Planning for a micro-collection, fashion students hope to host a runway show next year Creating sketches to be made into a collection next year, students are choosing fabrics for their three designs
After finishing their third design for their micro-collection, students are now choosing their fabrics. “Choosing fabrics now makes it easier for us in the future so we’re not spending too much time thinking about what we could do,” junior Makenna Wahrer said. “If we already know what we’re going with, we can just go get however much we need based on our pattern and then get that part done quickly.” Art Credit: Ana Gonzalez Photo Credit: Levi Harbeson
Thinking of designs to display next year, Fashion Design III students have finished concepts and sketching for their mini-collections and are beginning the planning process.
“I was interested in the fashion program before I came here largely because of the fashion show and it’s great that we get to do it now,” junior Brooke Young said. “This will give me experience in pattern drafting, mood boards, and making our concepts come alive, which I will need later when I go to fashion school.”
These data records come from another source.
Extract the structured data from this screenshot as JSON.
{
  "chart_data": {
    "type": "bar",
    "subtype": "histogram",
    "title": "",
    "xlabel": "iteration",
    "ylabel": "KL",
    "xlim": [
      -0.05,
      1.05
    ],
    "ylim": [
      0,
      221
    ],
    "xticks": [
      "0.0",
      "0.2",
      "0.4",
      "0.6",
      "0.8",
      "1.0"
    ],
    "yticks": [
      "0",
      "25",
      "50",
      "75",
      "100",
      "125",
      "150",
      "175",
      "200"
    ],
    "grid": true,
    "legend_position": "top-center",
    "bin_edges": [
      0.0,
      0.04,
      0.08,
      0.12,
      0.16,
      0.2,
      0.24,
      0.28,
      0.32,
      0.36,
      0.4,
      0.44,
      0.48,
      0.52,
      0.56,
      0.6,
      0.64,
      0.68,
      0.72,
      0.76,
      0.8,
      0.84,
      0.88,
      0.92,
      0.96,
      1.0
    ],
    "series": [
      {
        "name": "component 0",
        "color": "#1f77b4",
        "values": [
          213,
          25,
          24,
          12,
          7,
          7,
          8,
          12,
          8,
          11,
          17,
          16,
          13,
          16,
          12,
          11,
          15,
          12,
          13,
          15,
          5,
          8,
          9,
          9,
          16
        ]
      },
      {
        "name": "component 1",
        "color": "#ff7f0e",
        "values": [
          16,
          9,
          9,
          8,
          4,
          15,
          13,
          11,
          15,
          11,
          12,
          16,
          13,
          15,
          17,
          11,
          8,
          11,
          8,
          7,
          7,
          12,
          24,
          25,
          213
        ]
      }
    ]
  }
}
Students began making a mood board for the collections in January, and then created designs, first by partnering up with other students, looking at each other’s boards and then making a design based on the other student’s collection inspiration.
“By making students create a mood board that reflects what their collection is going to look like and then giving that to a student for a first look and working collaboratively off that design someone else made based on their own inspiration, it forces you to think outside your box, and maybe design something for your collection that isn’t exactly how you imagined it,” Fashion Design teacher Levi Harbeson said. “It’s about compromise and working in the professional fashion industry is all about collaboration and compromise.”
Students also designed footwear, and although that part won’t be created in real life, their sketches will be shown along with their collections when they are made.
“The footwear adds a different element to the project,” junior Makenna Wahrer said. “It reminds us that you not only have to worry about the clothes themselves but also the styling and the accessories. Creating shoes just shows what we think is going to make our collection pop even more, even if it’s not what is on the runway.”
Although a fashion show isn’t confirmed, Harbeson is hoping for one to be created, especially considering that students have now missed roughly a year of sewing.
“At the end of the day, it’s a really nice professional piece that you get to show and say, I can draw, I can collaborate, I can take constructive feedback,” Harbeson said. “That’s something that, if you only learn one thing from the fashion program at Southwest, I want students to learn that they are creative, that they can work in a team, and that they can take constructive feedback and not have it cripple them.”